Gilles Berquet : quand le magicien dose

Pour Gilles Berquet la photographie et la magie ont un dénominateur commun : la création d’une apparence qui se donne pour le réel. Pour le prouver l’artiste a développé deux secteurs : la magie céleste et la magie terrestre. Faire enter le cosmos dans une image se révèle assez simple et crédible. Mais permettre au  corps d’une femme de pénétrer dans l’image est bien plus compliqué et ce même si celle-là se laisse « prendre » (ce qui n’est pas vraiment le cas dans le livre de Julie Crenn où elle avance masquée).

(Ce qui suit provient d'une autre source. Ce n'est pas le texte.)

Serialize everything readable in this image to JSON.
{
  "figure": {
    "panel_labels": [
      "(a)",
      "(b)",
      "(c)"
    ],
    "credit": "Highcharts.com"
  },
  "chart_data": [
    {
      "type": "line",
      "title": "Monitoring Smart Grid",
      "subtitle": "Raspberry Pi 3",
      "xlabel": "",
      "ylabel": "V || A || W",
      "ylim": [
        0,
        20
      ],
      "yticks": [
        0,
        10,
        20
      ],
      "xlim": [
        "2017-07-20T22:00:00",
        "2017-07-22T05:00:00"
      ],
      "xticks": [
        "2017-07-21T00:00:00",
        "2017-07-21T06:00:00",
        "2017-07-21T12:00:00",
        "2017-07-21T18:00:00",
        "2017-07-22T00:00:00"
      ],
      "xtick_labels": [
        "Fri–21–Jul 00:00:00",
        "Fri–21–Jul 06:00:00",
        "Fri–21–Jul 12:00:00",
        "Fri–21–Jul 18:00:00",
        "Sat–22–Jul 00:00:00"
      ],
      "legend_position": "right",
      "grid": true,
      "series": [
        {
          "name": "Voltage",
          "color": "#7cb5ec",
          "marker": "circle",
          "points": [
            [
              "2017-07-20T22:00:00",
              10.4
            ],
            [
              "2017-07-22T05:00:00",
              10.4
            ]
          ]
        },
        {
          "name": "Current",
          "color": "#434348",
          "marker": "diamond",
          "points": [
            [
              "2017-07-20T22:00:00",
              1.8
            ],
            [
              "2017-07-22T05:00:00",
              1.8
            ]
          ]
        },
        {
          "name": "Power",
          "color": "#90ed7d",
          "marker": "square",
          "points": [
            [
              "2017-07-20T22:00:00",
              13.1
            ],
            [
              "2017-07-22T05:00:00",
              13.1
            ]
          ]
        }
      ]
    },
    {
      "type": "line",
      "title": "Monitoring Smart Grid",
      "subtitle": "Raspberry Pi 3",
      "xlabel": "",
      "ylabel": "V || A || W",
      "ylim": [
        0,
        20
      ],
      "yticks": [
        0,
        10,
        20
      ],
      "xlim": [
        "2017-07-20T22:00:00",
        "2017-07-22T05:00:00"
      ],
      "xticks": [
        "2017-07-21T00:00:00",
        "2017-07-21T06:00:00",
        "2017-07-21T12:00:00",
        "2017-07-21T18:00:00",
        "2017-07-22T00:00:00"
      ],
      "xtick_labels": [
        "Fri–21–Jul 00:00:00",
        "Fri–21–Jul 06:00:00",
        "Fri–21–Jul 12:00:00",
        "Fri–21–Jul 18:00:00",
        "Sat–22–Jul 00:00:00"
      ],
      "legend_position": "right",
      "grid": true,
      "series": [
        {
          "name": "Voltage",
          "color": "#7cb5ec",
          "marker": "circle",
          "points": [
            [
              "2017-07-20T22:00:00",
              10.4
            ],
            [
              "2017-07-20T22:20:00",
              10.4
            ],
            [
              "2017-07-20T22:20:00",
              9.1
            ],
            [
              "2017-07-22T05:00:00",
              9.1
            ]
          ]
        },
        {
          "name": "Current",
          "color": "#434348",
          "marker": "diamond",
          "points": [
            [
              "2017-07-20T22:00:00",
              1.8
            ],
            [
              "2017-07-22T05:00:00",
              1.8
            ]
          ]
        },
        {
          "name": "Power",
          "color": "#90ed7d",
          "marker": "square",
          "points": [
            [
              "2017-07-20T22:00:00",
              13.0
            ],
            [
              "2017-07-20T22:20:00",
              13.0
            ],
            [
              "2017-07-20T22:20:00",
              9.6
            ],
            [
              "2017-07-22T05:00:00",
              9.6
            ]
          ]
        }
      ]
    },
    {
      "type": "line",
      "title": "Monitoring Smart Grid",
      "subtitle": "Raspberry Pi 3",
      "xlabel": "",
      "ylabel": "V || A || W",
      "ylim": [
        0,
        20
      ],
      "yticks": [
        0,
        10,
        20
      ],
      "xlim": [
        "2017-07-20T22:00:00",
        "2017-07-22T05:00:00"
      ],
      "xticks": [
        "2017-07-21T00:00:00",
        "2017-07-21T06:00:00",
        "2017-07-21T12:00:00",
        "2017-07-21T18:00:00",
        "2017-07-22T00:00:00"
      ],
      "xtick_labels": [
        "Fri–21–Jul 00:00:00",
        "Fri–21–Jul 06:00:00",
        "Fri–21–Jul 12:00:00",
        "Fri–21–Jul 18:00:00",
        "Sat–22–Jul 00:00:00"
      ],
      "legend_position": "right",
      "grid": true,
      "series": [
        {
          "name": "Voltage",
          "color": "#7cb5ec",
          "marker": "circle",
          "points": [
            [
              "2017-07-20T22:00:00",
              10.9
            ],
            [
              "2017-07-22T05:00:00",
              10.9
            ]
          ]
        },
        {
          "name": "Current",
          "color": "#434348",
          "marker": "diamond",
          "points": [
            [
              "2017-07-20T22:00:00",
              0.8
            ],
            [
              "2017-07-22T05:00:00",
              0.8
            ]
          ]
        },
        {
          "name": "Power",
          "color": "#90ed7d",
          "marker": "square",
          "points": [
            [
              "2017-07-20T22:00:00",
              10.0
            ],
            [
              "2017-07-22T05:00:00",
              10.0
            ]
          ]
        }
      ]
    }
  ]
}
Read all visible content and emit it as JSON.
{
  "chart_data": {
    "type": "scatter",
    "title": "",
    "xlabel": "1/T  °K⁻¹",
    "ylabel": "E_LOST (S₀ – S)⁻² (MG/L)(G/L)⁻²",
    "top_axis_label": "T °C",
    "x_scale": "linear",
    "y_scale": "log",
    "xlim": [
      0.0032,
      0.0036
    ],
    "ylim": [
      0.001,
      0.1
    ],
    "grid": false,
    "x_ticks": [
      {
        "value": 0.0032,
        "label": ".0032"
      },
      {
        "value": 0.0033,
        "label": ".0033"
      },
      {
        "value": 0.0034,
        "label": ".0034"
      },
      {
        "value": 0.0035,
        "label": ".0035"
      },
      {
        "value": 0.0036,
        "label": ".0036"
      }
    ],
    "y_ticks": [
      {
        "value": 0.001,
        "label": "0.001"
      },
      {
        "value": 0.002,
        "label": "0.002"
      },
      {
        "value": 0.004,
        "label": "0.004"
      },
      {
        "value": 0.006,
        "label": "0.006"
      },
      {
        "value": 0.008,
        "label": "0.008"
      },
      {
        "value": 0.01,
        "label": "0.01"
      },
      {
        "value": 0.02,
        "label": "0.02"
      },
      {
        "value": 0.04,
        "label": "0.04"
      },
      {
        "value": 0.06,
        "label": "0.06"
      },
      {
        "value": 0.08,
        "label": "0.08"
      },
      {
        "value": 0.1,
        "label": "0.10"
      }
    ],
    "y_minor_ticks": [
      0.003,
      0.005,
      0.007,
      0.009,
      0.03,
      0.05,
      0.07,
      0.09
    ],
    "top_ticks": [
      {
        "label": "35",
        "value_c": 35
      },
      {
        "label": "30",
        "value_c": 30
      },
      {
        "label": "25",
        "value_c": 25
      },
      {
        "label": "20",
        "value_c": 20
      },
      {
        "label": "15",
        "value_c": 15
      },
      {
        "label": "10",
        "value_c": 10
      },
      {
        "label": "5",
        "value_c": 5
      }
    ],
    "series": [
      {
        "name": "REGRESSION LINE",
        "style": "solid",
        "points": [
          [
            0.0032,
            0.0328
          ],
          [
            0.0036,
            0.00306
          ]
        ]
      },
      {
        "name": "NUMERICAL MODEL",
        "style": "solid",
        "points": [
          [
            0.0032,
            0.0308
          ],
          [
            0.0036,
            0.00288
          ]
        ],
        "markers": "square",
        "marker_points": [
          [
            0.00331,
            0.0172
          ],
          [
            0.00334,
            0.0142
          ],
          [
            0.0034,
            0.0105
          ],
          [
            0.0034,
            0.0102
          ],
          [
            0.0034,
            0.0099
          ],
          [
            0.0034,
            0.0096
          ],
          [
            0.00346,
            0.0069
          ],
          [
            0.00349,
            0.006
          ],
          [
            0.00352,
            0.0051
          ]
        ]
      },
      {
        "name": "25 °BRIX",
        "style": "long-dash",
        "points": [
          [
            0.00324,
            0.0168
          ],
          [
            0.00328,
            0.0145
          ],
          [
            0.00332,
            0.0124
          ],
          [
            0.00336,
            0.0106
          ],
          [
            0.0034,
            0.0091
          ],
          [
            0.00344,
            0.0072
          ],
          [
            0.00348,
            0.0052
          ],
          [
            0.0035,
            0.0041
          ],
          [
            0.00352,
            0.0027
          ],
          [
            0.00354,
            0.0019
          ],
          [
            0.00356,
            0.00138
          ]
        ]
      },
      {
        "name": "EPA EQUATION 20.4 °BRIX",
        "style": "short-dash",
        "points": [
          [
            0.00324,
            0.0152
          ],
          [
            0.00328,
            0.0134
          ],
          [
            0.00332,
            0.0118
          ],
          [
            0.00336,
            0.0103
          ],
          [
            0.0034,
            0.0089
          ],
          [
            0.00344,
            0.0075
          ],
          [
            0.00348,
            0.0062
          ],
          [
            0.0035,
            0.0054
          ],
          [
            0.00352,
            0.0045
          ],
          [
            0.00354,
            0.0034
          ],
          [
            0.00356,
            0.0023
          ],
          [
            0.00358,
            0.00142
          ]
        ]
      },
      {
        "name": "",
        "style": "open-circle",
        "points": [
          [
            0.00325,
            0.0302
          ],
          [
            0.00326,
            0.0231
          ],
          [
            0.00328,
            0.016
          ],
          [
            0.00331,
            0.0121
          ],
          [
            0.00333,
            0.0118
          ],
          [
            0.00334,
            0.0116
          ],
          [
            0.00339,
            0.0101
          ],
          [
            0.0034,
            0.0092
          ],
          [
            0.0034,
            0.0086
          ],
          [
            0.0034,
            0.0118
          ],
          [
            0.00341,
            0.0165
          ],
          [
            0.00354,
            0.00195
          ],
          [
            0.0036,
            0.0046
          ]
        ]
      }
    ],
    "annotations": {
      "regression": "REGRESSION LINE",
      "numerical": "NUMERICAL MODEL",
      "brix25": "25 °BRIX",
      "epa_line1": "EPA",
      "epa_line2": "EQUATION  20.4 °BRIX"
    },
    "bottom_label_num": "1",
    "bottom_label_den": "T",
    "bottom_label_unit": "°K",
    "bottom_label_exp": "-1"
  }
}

D’autant que le prétendu magicien emporte sans le savoir dans sa boîte noire à double fond ses propres fantasmes. Le sujet – plus qu’objet -  de ses prises  les tord à sa guise. Mais  de telles photographies émerveillent grâce à la part aveugle que le modèle cache. Ornée de strass et de paillettes la femme charme d’abord l’opérateur pour ensuite enchanter celui qu’une telle opération ferme. Ce qui est un comble puisque toute opération est avant tout ouverture… Aguichante le modèle s’exécute pour mieux couper la tête du voyeur. Le pauvre magicien ne s’en tire pas mieux : croyant scier la femme en deux elle le manipule.

 

Néanmoins Berquet pend le voyeur au gibet de ses mises en scène. D’autant que pour botter les fesses au réel il ne manque jamais d’entrain. Sous couverts d’images surannées il transforme le présent sans présent en une pseudo science-friction au sein d’une fantaisie enduite de rigueur. Qu’on se rassure : l’hygiène la plus intime restera tout compte fait celle de l’esprit. Afin d’y parvenir le photographe propose des valses communicantes. Les apparences s’y transforment en victimes militaires (de strass et paillettes) de guerres inciviles. Sous des titres harmonieux se dressent des dégommages en règle. Les raies alitées produisent des sourires charmeurs. Mais ils mordent jusqu’au croyant qui boit son Darjiling comme du petit lait maternel dans des tasses athées.  Chaque photo regorge de coups de pied aux nues et de coups d’épée dans l’O de l’histoire. Les vitriers pourraient y porter des costumes à carreaux qu’on n’y prêterait pas garde. Et le Christ lui-même n’aura d’yeux que pour ces servantes au grand cœur. Le magicien d’aube en reste lui-même le serviteur zélé. Sidéré par une voilette violette ce chat d’eau sent l’arrête de maquereau. L’attentif entendra son ronronnement lors des séances de pose.

 

Jean-Paul Gavard-Perret


Gilles Berquet, collection Pickpocket, Derrière la salle de bain, Rouen, 7 €.

Gilles Berquet et Julie Crenn, A l’intérieur, Derrière la salle de bain, Rouen, 12 €.